Online and mobile media must identify unified metrics to measure impact that is, or near, the equivalent to a GRP. We need something we can all use to measure effectiveness online. For all the metrics we can get from digital, and there are several very valuable ones, the one thing we don’t know is how much money we have to spend in order to move numbers. What is the digital equivalent of 1,000 GRPs? Once we know that, we can start to make better decisions on reaching non-broadcast watching voters and knowing what impact dollars spent will have on moving key numbers, like name ID, favorable and unfavorable ratings, and the ballot.
Campaigns often ask us what percentage of the budget should be allocated to online. We are helping them solve this quandary by having TV and online completely integrated. There is no magic percentage for your media budget and there are so many factors to consider: target audience, available impressions, cost of TV media market, and online population just to name a few.

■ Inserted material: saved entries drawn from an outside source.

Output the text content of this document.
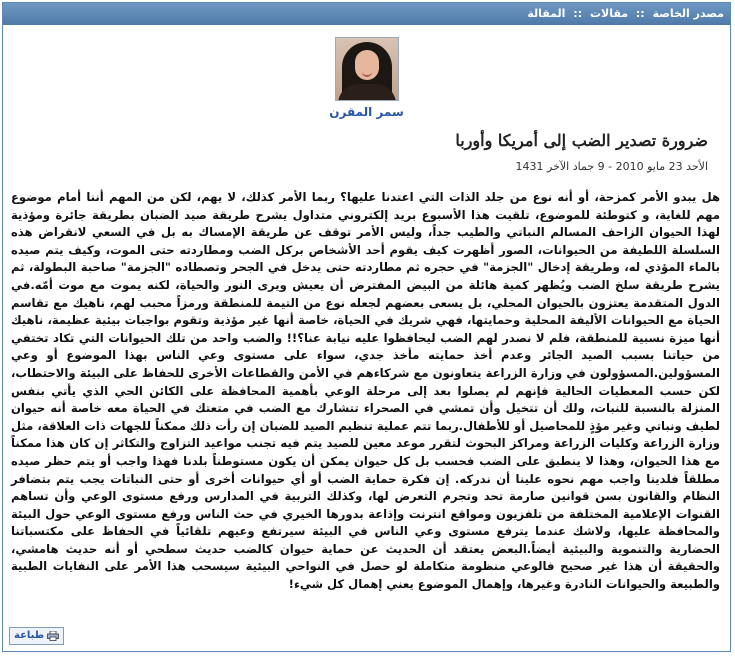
مصدر الخاصة :: مقالات :: المقالة
سمر المقرن
ضرورة تصدير الضب إلى أمريكا وأوربا
الأحد 23 مايو 2010 - 9 جماد الآخر 1431
هل يبدو الأمر كمزحة، أو أنه نوع من جلد الذات التي اعتدنا عليها؟ ربما الأمر كذلك، لا يهم، لكن من المهم أننا أمام موضوع مهم للغاية، و كتوطئة للموضوع، تلقيت هذا الأسبوع بريد إلكتروني متداول يشرح طريقة صيد الضبان بطريقة جائرة ومؤذية لهذا الحيوان الزاحف المسالم النباتي والطيب جداً، وليس الأمر توقف عن طريقة الإمساك به بل في السعي لانقراض هذه السلسلة اللطيفة من الحيوانات، الصور أظهرت كيف يقوم أحد الأشخاص بركل الضب ومطاردته حتى الموت، وكيف يتم صيده بالماء المؤذي له، وطريقة إدخال "الجزمة" في حجره ثم مطاردته حتى يدخل في الجحر وتصطاده "الجزمة" صاحبة البطولة، ثم يشرح طريقة سلخ الضب ويُظهر كمية هائلة من البيض المفترض أن يعيش ويرى النور والحياة، لكنه يموت مع موت أمّه.في الدول المتقدمة يعتزون بالحيوان المحلي، بل يسعى بعضهم لجعله نوع من التيمة للمنطقة ورمزاً محبب لهم، ناهيك مع تقاسم الحياة مع الحيوانات الأليفة المحلية وحمايتها، فهي شريك في الحياة، خاصة أنها غير مؤذية وتقوم بواجبات بيئية عظيمة، ناهيك أنها ميزة نسبية للمنطقة، فلم لا نصدر لهم الضب ليحافظوا عليه نيابة عنا؟!! والضب واحد من تلك الحيوانات التي تكاد تختفي من حياتنا بسبب الصيد الجائر وعدم أخذ حمايته مأخذ جدي، سواء على مستوى وعي الناس بهذا الموضوع أو وعي المسؤولين.المسؤولون في وزارة الزراعة يتعاونون مع شركاءهم في الأمن والقطاعات الأخرى للحفاظ على البيئة والاحتطاب، لكن حسب المعطيات الحالية فإنهم لم يصلوا بعد إلى مرحلة الوعي بأهمية المحافظة على الكائن الحي الذي يأتي بنفس المنزلة بالنسبة للنبات، ولك أن تتخيل وأن تمشي في الصحراء تتشارك مع الضب في متعتك في الحياة معه خاصة أنه حيوان لطيف ونباتي وغير مؤذٍ للمحاصيل أو للأطفال.ربما تتم عملية تنظيم الصيد للضبان إن رأت ذلك ممكناً للجهات ذات العلاقة، مثل وزارة الزراعة وكليات الزراعة ومراكز البحوث لتقرر موعد معين للصيد يتم فيه تجنب مواعيد التزاوج والتكاثر إن كان هذا ممكناً مع هذا الحيوان، وهذا لا ينطبق على الضب فحسب بل كل حيوان يمكن أن يكون مستوطناً بلدنا فهذا واجب أو يتم حظر صيده مطلقاً فلدينا واجب مهم نحوه علينا أن ندركه. إن فكرة حماية الضب أو أي حيوانات أخرى أو حتى النباتات يجب يتم بتضافر النظام والقانون بسن قوانين صارمة تحد وتجرم التعرض لها، وكذلك التربية في المدارس ورفع مستوى الوعي وأن تساهم القنوات الإعلامية المختلفة من تلفزيون ومواقع انترنت وإذاعة بدورها الخيري في حث الناس ورفع مستوى الوعي حول البيئة والمحافظة عليها، ولاشك عندما يترفع مستوى وعي الناس في البيئة سيرتفع وعيهم تلقائياً في الحفاظ على مكتسباتنا الحضارية والتنموية والبيئية أيضاً.البعض يعتقد أن الحديث عن حماية حيوان كالضب حديث سطحي أو أنه حديث هامشي، والحقيقة أن هذا غير صحيح فالوعي منظومة متكاملة لو حصل في النواحي البيئية سيسحب هذا الأمر على النفايات الطبية والطبيعة والحيوانات النادرة وغيرها، وإهمال الموضوع يعني إهمال كل شيء!
طباعة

We start by making a smart, thoughtful buy that maximizes budget and impact and incorporating the digital component into the TV buy. That way we are able to be efficiently and effectively strategize with a focus on reaching our target audiences. There are times when TV gets the whole budget, and there are times when digital gets the whole budget; however, 99 percent of the time, it’s an integrated strategy.
We are in a constant state of learning. Every cycle we see new technologies, some that will change the way we run campaigns, and some that, frankly, won’t. We will make mistakes along the way, but technology alone doesn’t win races. It is only the conduit to get your content to the marketplace.
As TV has stepped up its game in terms of better programing to keep viewership, political advertising will have to be better and more creative than ever before in order reach voters and keep their attention. And that might be an even bigger challenge.
Russ Schriefer is a partner at the media firm Strategic Partners & Media. Shannon Chatlos is a managing partner at SalientMG.